6. Clean The Area Immediately
You want to clean the area where the accident happened immediately. Dogs remember by scent. If you don’t clean the area thoroughly, they will more likely want to return to that same area to poop due to the familiar scent of that area.
7. Bring Your Dog to The Vet
If you suspect that the cause of your dog’s pooping problems is medical reasons, then bring your dog to a vet immediately.
What Are Dog Potty Pads Used For?
Dog potty pads are useful for several conditions, for example, if you don’t have a backyard, or if your dog has certain medical conditions, or at the beginning of housetraining.
If you live in an apartment or you don’t have yard space, you can train your dog to poop and pee on potty pads instead.
Potty pads are also best for dogs that have certain medical conditions such as hip dysplasia or arthritis.
When you’re just housetraining your dog, it might take a while before your dog goes pooping outside. Potty pads are useful to control where they poop inside, so your dog’s poop is not scattered all over the place.

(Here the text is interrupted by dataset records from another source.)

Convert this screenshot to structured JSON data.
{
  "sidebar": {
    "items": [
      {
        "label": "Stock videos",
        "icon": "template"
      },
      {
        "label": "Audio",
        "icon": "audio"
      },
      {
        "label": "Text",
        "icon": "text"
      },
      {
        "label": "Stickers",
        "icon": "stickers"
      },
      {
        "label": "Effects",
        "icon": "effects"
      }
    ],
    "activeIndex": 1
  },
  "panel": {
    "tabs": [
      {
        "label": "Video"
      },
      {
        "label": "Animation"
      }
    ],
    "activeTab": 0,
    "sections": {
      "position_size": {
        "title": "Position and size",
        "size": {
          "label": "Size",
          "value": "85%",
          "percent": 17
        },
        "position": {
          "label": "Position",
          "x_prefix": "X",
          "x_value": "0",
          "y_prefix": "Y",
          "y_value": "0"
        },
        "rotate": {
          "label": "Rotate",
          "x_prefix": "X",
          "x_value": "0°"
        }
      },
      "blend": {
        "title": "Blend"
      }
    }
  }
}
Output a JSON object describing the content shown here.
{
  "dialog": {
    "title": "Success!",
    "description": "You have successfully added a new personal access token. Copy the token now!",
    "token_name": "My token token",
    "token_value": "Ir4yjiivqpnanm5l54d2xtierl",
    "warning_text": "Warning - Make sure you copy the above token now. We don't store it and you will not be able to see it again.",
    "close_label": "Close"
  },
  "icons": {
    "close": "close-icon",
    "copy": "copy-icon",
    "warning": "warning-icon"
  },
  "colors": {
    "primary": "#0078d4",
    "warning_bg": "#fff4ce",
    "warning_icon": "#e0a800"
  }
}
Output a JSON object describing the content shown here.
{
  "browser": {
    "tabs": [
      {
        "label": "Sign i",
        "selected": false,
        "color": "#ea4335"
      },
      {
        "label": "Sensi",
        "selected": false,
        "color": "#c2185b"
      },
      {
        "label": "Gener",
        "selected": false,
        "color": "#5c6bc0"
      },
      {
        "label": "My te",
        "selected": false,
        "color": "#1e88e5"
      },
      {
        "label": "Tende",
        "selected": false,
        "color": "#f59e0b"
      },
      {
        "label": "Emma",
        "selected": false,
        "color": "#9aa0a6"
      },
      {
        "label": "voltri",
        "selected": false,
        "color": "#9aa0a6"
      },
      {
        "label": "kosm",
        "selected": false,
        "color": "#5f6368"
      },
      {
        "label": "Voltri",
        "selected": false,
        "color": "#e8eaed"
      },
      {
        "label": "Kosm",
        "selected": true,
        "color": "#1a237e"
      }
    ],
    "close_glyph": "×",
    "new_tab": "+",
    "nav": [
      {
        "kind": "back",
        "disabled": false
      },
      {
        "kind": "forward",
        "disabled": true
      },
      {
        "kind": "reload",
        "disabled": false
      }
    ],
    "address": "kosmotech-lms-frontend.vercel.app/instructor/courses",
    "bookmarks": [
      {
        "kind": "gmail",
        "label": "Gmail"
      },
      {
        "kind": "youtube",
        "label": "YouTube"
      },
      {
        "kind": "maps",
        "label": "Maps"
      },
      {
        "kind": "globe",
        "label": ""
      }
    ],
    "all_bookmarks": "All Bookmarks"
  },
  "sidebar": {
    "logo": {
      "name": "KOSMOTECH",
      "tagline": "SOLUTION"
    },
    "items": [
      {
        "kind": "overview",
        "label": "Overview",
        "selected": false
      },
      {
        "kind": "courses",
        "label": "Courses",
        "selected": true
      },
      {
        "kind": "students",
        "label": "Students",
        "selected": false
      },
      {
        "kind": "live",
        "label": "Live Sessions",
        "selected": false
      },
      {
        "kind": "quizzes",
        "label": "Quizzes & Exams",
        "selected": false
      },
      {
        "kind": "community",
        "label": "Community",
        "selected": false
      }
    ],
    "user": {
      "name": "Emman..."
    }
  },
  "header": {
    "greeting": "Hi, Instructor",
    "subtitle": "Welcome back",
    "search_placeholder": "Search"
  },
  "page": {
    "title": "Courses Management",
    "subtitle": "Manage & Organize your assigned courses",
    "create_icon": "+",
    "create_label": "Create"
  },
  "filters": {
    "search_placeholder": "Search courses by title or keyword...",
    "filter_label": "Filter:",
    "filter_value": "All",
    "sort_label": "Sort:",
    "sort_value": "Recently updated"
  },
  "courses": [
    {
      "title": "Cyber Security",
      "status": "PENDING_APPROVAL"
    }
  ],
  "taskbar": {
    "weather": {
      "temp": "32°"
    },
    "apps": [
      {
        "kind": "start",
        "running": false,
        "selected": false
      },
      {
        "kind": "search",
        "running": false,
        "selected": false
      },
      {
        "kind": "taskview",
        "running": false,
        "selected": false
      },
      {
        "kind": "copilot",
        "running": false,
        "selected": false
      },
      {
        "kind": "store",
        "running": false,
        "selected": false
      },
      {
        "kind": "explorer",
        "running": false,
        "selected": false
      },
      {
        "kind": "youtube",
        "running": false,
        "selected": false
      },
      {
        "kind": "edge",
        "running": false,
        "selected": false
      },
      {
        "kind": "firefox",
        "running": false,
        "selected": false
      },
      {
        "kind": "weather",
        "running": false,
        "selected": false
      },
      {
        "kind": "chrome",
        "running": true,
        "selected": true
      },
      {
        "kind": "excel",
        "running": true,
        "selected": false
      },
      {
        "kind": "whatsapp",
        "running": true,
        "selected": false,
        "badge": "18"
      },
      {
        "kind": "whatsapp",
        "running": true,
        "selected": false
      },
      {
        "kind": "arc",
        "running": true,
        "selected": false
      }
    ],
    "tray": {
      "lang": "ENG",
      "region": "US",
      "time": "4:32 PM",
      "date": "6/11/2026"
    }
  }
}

Furthermore, potty pads can come in handy when it’s windy or rainy outside, or during winter. For this reason, many dog owners train their dogs to be able to relieve themselves both indoors and outdoors.
Training your dog to use potty pads is far more easy than training your dog to poo outdoors. Many potty pads have a unique scent designed to attract dogs. When dogs smell this scent, they will naturally be attracted to step into the pads.
See also our review of the best dog pee pads.
How to Re-HouseTrain a Dog with Anxiety
Your dog can get stressed because of several things: they may just move to your house, or they may feel lonely when you leave them alone in the house in the middle of the night.
The following are the steps that you can take to reduce their anxiety:
- Don’t make a big deal if you have to leave the house at night.
- Put your dog in a room with windows with lots of toys to play with.
- Leave some recently worn clothes. Your clothes’ smell has a soothing effect that can calm their nervousness.
- Talk to your vet if you have to and ask her about aids or drugs that can calm your dog’s anxiety.
- When an accident happens, stay calm and review all the basic housetraining steps that we have discussed previously.
- Make sure to try all the steps listed above.
How to House Train A Dog with Crate
If you are one of those dog owners who prefer to place their dogs in a crate at night, the following steps may help you:
- The crate where your dog will sleep should be big enough for them to lay down comfortably, have soft bedding, and a lot of toys.
- Feed your dog dinner two or three hours before bedtime.
- One hour after dinner, let your dog outside for a potty break.
- Let your dog outside once again before bedtime.
- If your dog poops during potty breaks, reward them with a treat and take them for a walk.
How to House Train A Dog with Tether
If you prefer to move your dog to sleep in your room, here are the steps to train them:
- Feed your dog dinner two or three hours before bedtime.
- Take your dog outside for potty breaks one hour after dinner and 30 minutes before bedtime. Wait for your dog to poop, if they do reward and praise them.
- In the first few weeks, tether your dog to your waist or belt using a short dog leash. It may be uncomfortable for you, but it helps you to notice if they are going to poop in the middle of the night.
- If your dog looks like they are about to poop in the middle of the night, bring them immediately to the bathroom spot that you have prepared in the yard.
- After one or two weeks, once they understand that they are not allowed to poop inside, you can re-tether your dog to door jambs.
If you prefer the tether method, check out my recommendation for the best dog leash here.
How to Train Your Older Dog to Not Poop in The House
If the cause of your senior dog poops in the house is the behavioral ones, you may want to re-housetrain your dog again (refer to the basics of housetraining steps explained above).
But if the cause is the medical ones or because of old age, then there is not much that you can do. In this case, it’s better to let your dog poop indoors on potty pads.